Common Schema Mistakes to Avoid
- Marking up invisible content — describing data that isn't on the page violates Google's guidelines and can earn a penalty.
- Fabricating reviews or ratings —
aggregateRatingmust reflect genuine reviews shown on the page. - Using the wrong type or missing required fields — always confirm required properties in the Rich Results Test.
- Letting schema go stale — update the markup whenever the underlying content changes.
- Chasing retired snippets — adding FAQ or How-To schema and expecting the old rich results back. Those are gone.
Frequently Asked Questions
Does schema markup improve my Google ranking?
Not directly. Structured data isn't a ranking factor on its own. What it does is make you eligible for rich results and help search engines and AI systems understand your content — which can lift your click-through rate and visibility, and indirectly benefit performance over time.
Which schema format should I use?
JSON-LD. It's Google's recommended format, it lives in a self-contained script separate from your HTML, and it's by far the easiest to add and maintain compared with Microdata or RDFa.

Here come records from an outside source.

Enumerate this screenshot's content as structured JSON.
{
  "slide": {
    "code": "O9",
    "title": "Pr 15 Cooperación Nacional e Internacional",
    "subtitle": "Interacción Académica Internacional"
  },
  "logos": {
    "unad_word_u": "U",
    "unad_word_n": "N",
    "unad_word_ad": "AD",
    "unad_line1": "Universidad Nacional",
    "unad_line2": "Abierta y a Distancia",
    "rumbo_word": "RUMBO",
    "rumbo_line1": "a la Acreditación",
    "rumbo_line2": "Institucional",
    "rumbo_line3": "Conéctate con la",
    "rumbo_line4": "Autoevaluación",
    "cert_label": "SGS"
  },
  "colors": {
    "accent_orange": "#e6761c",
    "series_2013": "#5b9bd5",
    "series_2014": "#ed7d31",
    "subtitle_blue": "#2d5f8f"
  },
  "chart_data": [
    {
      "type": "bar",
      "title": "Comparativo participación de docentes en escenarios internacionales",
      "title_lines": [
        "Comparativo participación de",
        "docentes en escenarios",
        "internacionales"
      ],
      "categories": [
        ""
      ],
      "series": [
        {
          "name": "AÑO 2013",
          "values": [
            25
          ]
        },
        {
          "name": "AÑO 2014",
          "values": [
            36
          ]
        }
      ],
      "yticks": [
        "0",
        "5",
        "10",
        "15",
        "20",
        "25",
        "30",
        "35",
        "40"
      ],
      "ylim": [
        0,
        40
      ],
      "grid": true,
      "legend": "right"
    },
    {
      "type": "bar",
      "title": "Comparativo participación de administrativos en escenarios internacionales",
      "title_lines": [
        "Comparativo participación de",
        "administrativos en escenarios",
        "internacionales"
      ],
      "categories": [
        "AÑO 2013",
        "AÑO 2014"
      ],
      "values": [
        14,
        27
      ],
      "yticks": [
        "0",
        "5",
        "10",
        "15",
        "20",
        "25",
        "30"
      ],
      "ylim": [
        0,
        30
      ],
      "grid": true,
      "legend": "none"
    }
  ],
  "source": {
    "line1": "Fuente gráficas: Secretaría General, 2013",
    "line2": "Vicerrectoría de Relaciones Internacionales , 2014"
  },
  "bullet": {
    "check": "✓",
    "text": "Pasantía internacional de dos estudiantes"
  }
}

Do I need to add schema to every page?
Add it wherever it maps to a real content type — products, articles, a local business, breadcrumbs. Breadcrumb and Organization/LocalBusiness schema apply to almost any site. Don't force a schema type onto a page it doesn't describe.
Will FAQ schema still get me rich results?
No. Google limited FAQ rich results in 2023 and fully deprecated them in 2026, so they no longer appear in Search for any site. The markup remains valid and can still help machines parse your Q&A, but it won't produce the expandable FAQ snippet anymore.
How do I test my schema markup?
Use Google's Rich Results Test to see which rich results your page qualifies for, and the Schema Markup Validator to check the syntax. After it's live, monitor the Enhancements reports in Google Search Console.